04. Califone – Quicksand/Cradlesnakes
Quicksand/Cradlesnakes is essentially an arbitrary choice; with many of the artists on this list I could easily have picked one of two or maybe three records, but any of Califone’s full studio albums would do the trick. Most observers would posit the band, formed from the ashes of Red Red Meat, as some kind of fucked-up group, and while that’s true to an extent their delicious, layered, highly textural music is much more about soundscapes, about exploding the limitations of genre through modern recording techniques, then it is about making country music palatable for urban hipsters. Just get a load of the deconstructionist feedback that consumes “horoscopic.amputation.honey”; add in Califone’s baffling and enormous array of instruments and timbres; their use of samples, loops, and found sounds; their penchant for brief, mood-sustaining textural interludes; and the extended song structures that reveal the innards of the songwriting process, and you get something truly awesome.

03. Disco Inferno - Technicolour
DI Go Pop may get the most common critical plaudits, but part of the point of what DI did was their deconstruction of the building blocks of rock and pop, and DI Go Pop simply doesn’t contain enough “pop” to deconstruct. Technicolour, on the other hand, despite being re-recorded quickly after the band had all their equipment nicked, actually is “pop”; as well as choruses, hooks abound, and those hooks are all the more remarkable due to being built from broken bits and pieces of fireworks, shattering glass, cars changing gear, and a million other urban environmental sounds, sampled and run via guitar strings and midi-interfaces back into the shape of a song. More then ten years on, this record, and in fact this band’s entire oeuvre almost, still sounds like the future. Seemingly no one has dared to try and match them.
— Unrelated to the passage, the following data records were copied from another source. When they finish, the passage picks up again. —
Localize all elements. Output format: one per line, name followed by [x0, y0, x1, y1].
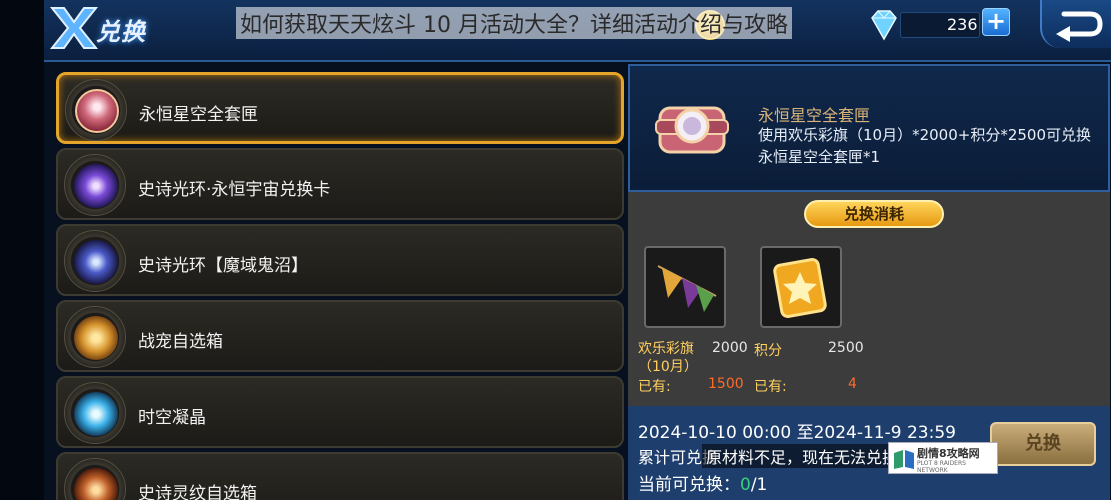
chest-pink-icon: [75, 89, 119, 133]
crystal-orb-icon: [74, 392, 118, 436]
diamond-balance: 236: [900, 12, 980, 38]
diamond-icon: [871, 10, 897, 41]
list-item-3[interactable]: 战宠自选箱: [56, 300, 624, 372]
current-exchangeable: 当前可兑换：0/1: [638, 470, 767, 495]
item-label: 史诗光环【魔域鬼沼】: [138, 256, 308, 276]
material-slot-flag[interactable]: [644, 246, 726, 328]
current-label: 当前可兑换：: [638, 475, 740, 495]
material-name: 积分: [754, 343, 782, 359]
book-logo-icon: [894, 450, 914, 469]
owned-label: 已有:: [638, 379, 671, 395]
item-label: 史诗光环·永恒宇宙兑换卡: [138, 180, 331, 200]
chest-pink-icon: [655, 106, 729, 154]
watermark-text: 剧情8攻略网: [917, 447, 980, 460]
list-item-1[interactable]: 史诗光环·永恒宇宙兑换卡: [56, 148, 624, 220]
watermark-subtext: PLOT 8 RAIDERS NETWORK: [917, 460, 966, 474]
page-title: 兑换: [96, 18, 146, 46]
current-value: 0: [740, 475, 751, 495]
detail-item-name: 永恒星空全套匣: [758, 106, 871, 125]
material-slot-points[interactable]: [760, 246, 842, 328]
item-label: 战宠自选箱: [138, 332, 223, 352]
ghost-halo-icon: [74, 240, 118, 284]
exchange-button[interactable]: 兑换: [990, 422, 1096, 466]
x-logo-icon: [49, 7, 99, 49]
site-watermark: 剧情8攻略网 PLOT 8 RAIDERS NETWORK: [888, 442, 998, 474]
festival-flag-icon: [657, 265, 717, 312]
insufficient-materials-warning: 原材料不足，现在无法兑换: [702, 444, 903, 468]
left-edge: [0, 0, 44, 500]
list-item-0[interactable]: 永恒星空全套匣: [56, 72, 624, 144]
add-diamond-button[interactable]: +: [982, 8, 1010, 36]
item-detail-panel: 永恒星空全套匣 使用欢乐彩旗（10月）*2000+积分*2500可兑换永恒星空全…: [628, 64, 1110, 192]
detail-description: 使用欢乐彩旗（10月）*2000+积分*2500可兑换永恒星空全套匣*1: [758, 126, 1092, 166]
material-name: 欢乐彩旗（10月）: [638, 341, 698, 375]
owned-label: 已有:: [754, 379, 787, 395]
cost-tab: 兑换消耗: [804, 200, 944, 228]
list-item-4[interactable]: 时空凝晶: [56, 376, 624, 448]
current-total: /1: [750, 475, 768, 495]
item-label: 永恒星空全套匣: [139, 105, 258, 125]
exchange-cost-section: 兑换消耗 欢乐彩旗（10月） 2000 已有: 1500 积分 2500 已有:…: [628, 192, 1110, 406]
article-title-overlay: 如何获取天天炫斗 10 月活动大全？详细活动介绍与攻略: [236, 7, 792, 39]
list-item-5[interactable]: 史诗灵纹自选箱: [56, 452, 624, 500]
pet-chest-icon: [74, 316, 118, 360]
owned-value: 1500: [708, 376, 744, 392]
list-item-2[interactable]: 史诗光环【魔域鬼沼】: [56, 224, 624, 296]
material-required: 2500: [828, 340, 864, 356]
item-label: 时空凝晶: [138, 408, 206, 428]
star-card-icon: [773, 258, 827, 318]
back-button[interactable]: [1040, 0, 1111, 48]
exchange-info-panel: 2024-10-10 00:00 至2024-11-9 23:59 累计可兑换 …: [628, 406, 1110, 500]
material-required: 2000: [712, 340, 748, 356]
owned-value: 4: [848, 376, 857, 392]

02. Bark Psychosis - //Codename:Dustsucker
The weight of time may have made Hex and Independency more legendary at the moment than their decade-younger sibling, but //Codename:Dustsucker’s arrival in 2004 was more than just a return to the fold for Graham Sutton; it was a complete re-calibration of what postrock meant. By eschewing simple replication of his own history, Sutton demonstrated that the linear, homogeneous path postrock had set itself to during his absence was an arbitrary route, and that by shedding associations and returning to the original spirit that drove his group and their contemporaries’ early work he not only made a great record but also tuned people who’d lost patience with postrock back into its potential. One can only hope that it won’t take him another decade to furnish us with more of his own music.

01. Talk Talk - Laughing Stock
In a Mojo article on Talk Talk’s late-period work a couple of years ago there was a quote either from Phill Brown (engineer) or Tim Friese-Green (producer) who said of the 90-second one-note solo that rends one of Laughing Stock’s compositions in half, “what do you play after one note? No notes.” If postrock is what comes after rock, then this is surely the ultimate; end music, the end of music. Nothing can follow it. Spirit of Eden demonstrated a route in, and is probably more listened to for pleasure due to its greater linearity, but this record… I don’t find much profound in music, but this moves me in ways I cannot understand, it is the only record that has ever struck me as genuinely profound—it makes everything else seem very, very trite, whether that be Godspeed You! Black Emperor or the Beatles or Orbital or Fugazi or whatever. On the couple of seriously regrettable occasions when my relationship has crumbled to the verge of total disintegration before being built back up again, when I've been at my absolute emotional lowest, Laughing Stock has been the only thing I could stand to listen to. I’m not religious but when Mark Hollis sings “versed in Christ should strength desert me” I want to be; when “New Grass” opens, sunshine breaking clouds, those skittish drums, those light chords… I could die and not protest.